С другой стороны, преклонные годы отца беспокоили их, потому что они хотели унаследовать от него не только миллионы, но и титул, звонкий титул барона, с которым было бы не стыдно показаться среди людей. Самим им будет трудно получить баронство. В лучшем случае его получит один брат, но не трое. Лучше было бы унаследовать его по отцу — легко, без напряжения, вместе с оставшимся от него имуществом. Все было уже подготовлено, оговорено с петроковским губернатором, но хлопоты стоили больших, громадных денег, и старый Хунце упорно отказывался в это ввязываться, не желая тратить на приобретение баронского титула ни гроша.
— Я на все это кладу с прибором, — говорил он на своем простецком диалекте. — Да я ломаного пфеннига за это не дам, не будь мое имя Хунце.
Кроме того что ему было жалко отдавать так много денег, старика задевало то, что его дети не довольствуются отцовской фамилией, а требуют к ней еще какого-то титула. Сам он очень гордился своей фамилией — Хунце. Он хорошо знал, чего стоит это имя в Лодзи и среди фабрикантов всего мира, не только в России, но и в Германии и Англии. Он вложил много труда в то, чтобы его имя так высоко ценилось. К тому же он на собственной шкуре ощутил презрение своих зятьев-баронов, которые ни разу даже не поговорили с ним по-людски, а только тянули из него деньги. При всем его богатстве он остался простым человеком, ненавидящим аристократов и образованных. Насколько он только мог, он давал им это почувствовать. Хайнц Хунце обращался со своими директорами, инженерами и химиками грубо, держал их на коротком поводке, и они не осмеливались перечить ему, ходили перед ним, как собачки на задних лапках. Точно так же он вел себя и с польскими графами и князьями, когда тем приходилось о чем-либо его просить. Он не удостаивал их ни словом по-польски, говорил только по-немецки, причем, назло собеседникам, не на литературном языке, а на своем мужицком диалекте. Для него фамилия Хунце была достаточно громкой и красивой, чтобы обойтись без титулов. И его бесило, что сыновья хотят навесить на него ярлык, а потом унаследовать этот ярлык после его смерти.

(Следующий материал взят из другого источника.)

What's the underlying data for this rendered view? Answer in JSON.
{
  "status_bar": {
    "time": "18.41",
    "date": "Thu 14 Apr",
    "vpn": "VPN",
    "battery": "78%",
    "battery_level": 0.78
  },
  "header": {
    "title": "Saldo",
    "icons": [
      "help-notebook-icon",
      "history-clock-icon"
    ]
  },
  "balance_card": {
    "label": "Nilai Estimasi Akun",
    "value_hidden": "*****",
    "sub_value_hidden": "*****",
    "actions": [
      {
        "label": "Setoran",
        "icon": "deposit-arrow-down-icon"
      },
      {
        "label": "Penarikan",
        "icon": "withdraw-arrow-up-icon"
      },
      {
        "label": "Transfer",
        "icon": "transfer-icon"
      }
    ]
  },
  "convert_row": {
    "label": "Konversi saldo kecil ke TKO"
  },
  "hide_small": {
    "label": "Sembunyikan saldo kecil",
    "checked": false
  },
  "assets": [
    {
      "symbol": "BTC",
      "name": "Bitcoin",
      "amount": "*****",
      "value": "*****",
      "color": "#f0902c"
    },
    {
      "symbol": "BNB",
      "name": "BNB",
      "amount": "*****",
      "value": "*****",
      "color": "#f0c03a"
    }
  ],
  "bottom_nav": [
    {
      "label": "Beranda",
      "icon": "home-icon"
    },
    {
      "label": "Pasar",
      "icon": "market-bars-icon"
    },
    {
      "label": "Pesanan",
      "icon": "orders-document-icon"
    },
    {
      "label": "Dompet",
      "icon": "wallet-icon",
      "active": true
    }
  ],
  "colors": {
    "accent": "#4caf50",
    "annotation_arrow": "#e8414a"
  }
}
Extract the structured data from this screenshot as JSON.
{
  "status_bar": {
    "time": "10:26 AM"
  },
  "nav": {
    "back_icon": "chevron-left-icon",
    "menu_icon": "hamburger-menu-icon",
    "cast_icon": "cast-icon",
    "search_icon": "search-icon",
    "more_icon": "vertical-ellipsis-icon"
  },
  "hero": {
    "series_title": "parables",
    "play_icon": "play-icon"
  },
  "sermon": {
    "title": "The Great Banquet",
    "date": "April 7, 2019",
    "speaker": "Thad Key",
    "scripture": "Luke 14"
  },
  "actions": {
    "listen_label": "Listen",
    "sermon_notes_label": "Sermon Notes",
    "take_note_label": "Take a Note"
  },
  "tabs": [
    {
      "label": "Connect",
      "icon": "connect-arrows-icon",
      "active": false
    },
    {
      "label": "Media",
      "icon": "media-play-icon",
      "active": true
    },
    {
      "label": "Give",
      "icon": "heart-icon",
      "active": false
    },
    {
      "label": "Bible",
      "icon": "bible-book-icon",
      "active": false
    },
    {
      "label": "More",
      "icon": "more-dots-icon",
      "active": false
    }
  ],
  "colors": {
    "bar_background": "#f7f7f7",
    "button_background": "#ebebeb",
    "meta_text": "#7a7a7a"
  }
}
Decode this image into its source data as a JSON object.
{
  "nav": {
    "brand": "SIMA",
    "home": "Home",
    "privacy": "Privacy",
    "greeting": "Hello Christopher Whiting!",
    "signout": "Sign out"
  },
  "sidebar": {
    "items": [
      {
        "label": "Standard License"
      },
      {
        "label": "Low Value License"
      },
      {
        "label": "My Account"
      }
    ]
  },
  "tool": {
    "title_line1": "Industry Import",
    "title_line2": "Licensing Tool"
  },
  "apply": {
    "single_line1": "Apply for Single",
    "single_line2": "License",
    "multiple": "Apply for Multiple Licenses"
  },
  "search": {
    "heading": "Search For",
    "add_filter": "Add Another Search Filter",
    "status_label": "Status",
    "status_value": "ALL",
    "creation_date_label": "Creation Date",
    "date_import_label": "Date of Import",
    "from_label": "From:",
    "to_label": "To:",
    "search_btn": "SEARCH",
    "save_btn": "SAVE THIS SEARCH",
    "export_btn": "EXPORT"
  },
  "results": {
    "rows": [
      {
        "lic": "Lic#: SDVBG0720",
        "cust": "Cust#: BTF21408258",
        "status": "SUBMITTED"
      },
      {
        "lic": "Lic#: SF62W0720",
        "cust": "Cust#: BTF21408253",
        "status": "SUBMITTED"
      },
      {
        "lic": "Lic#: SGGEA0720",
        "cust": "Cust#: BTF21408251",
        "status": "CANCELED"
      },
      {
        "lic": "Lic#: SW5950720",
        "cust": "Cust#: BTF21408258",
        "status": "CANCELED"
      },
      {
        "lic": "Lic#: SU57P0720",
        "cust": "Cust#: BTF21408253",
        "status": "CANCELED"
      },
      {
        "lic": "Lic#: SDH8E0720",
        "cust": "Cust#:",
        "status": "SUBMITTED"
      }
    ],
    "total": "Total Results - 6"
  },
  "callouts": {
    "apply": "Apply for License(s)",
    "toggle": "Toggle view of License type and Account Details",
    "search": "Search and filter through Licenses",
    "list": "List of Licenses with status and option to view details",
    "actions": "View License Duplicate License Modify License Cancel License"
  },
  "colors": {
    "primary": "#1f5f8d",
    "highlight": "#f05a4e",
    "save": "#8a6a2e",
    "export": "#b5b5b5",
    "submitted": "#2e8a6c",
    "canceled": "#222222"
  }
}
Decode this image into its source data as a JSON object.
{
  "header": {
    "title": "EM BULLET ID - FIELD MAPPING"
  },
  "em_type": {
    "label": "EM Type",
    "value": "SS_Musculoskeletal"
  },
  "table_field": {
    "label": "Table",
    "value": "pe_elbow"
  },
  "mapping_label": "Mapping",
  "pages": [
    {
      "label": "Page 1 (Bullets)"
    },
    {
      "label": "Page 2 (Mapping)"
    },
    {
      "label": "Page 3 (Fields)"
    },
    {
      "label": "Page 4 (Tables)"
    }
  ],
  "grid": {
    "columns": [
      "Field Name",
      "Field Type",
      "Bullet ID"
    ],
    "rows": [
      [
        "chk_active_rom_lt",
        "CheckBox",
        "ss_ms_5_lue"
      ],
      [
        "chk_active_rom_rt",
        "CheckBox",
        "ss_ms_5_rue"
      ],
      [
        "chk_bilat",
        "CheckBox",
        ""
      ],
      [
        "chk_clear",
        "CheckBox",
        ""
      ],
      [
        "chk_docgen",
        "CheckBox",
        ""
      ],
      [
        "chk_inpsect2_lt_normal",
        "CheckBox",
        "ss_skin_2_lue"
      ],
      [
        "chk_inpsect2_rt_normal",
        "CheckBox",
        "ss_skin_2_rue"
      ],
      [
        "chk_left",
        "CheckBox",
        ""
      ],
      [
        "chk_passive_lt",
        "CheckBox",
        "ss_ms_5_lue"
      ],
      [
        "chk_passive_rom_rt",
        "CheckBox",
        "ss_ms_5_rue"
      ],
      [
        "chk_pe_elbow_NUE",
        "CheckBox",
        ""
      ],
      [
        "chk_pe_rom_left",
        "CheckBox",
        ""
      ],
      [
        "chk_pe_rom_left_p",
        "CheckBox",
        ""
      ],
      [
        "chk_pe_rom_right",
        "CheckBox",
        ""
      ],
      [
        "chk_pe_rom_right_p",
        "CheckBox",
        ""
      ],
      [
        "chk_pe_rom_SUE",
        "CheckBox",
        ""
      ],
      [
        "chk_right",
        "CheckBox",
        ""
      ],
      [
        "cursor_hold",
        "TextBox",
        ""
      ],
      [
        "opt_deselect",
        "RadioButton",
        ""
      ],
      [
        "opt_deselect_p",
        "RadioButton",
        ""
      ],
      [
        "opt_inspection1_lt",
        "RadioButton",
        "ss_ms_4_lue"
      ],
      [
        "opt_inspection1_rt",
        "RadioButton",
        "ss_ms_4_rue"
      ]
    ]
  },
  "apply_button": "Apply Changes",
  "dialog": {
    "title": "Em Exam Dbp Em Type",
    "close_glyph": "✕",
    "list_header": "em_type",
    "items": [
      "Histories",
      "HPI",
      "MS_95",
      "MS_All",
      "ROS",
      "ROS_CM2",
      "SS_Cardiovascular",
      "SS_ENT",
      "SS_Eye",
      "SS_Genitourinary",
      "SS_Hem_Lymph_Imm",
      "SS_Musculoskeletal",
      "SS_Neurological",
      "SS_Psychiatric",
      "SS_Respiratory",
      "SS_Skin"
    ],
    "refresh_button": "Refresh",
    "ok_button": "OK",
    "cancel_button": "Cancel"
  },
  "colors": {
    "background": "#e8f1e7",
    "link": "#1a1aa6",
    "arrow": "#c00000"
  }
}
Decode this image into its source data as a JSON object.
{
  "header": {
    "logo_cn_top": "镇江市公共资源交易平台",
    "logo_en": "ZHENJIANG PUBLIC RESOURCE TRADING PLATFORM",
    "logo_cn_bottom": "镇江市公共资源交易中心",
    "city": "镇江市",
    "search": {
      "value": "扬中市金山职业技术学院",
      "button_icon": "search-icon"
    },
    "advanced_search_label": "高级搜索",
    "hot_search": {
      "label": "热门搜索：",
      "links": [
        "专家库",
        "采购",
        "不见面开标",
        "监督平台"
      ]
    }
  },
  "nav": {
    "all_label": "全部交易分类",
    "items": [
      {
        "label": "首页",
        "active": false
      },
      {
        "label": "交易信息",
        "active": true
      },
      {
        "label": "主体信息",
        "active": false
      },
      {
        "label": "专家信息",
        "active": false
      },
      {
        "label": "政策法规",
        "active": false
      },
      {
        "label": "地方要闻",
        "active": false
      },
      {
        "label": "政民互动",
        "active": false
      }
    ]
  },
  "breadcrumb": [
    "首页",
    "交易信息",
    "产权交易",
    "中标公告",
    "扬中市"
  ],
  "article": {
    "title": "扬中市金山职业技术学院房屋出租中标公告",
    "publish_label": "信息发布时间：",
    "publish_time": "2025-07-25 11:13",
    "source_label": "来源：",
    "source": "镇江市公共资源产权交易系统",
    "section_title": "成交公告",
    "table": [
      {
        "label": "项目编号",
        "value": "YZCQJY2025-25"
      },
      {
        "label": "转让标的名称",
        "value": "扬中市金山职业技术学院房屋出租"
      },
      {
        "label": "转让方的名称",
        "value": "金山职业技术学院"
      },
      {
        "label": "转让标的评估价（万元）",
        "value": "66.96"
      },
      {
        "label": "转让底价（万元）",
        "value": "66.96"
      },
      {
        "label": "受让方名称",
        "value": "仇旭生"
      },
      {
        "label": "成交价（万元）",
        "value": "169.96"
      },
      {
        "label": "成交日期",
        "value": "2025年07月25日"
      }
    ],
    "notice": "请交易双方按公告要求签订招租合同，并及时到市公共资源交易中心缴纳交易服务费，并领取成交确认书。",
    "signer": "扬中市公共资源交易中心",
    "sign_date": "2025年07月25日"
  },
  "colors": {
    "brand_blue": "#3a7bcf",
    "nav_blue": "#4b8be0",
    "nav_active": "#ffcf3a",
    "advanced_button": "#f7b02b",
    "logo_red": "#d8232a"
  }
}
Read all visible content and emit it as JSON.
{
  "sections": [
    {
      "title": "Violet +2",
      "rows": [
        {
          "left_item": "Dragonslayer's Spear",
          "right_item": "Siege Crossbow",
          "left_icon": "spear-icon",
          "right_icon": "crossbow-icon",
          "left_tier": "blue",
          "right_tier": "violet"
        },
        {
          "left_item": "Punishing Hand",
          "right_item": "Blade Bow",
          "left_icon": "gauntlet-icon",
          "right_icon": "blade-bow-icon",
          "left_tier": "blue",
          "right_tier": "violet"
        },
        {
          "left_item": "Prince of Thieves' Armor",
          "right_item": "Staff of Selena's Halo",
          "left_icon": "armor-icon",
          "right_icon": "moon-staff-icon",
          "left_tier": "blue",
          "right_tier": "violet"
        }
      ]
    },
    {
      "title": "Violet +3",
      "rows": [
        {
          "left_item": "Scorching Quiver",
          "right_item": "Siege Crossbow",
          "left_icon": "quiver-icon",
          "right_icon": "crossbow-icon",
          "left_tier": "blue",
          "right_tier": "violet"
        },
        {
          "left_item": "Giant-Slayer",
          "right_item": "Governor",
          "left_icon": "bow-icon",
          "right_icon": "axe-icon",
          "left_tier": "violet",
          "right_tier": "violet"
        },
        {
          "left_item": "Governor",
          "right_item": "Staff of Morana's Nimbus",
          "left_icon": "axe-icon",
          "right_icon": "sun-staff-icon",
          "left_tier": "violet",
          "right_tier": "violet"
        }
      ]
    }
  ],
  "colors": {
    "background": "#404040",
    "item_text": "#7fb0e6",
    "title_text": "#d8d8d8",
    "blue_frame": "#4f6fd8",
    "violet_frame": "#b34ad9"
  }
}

Сыновья бунтовали. Они прекрасно понимали, что, упусти они эту возможность, обременительное наследство их неродовитого отца останется с ними навсегда. Со стариками ничего нельзя знать заранее. Вроде бы они живут себе и живут, а потом вдруг умирают и их нет. Сыновья требовали выделить каждому из них долю имущества, но это еще больше рассердило старика.
— После моей смерти, — кричал он, — после моей смерти будете хозяйничать! А покуда я жив, хозяин я, Хайнц Хунце!
От злости он начал совершать странные поступки. Он садился за стол не в парадном сюртуке, как его учили дочери, а в одних штанах и рубахе. Он шумно и с аппетитом высасывал мозговые кости, как в старые времена. Он плевал на ковры, разговаривал на самом простецком наречии и даже заходил по вечерам в пивную, где усаживался за столик со старыми ткачами и ставил всем пива.
Старые ткачи столбенели от страха, так что их беззубые рты не могли даже выдавить «прозит», традиционное за выпивкой пожелание. Они просто немели. Поэтому Хунце оставлял их, не допив кружки, и уходил к себе. А в его дворце все шумело и ходило ходуном.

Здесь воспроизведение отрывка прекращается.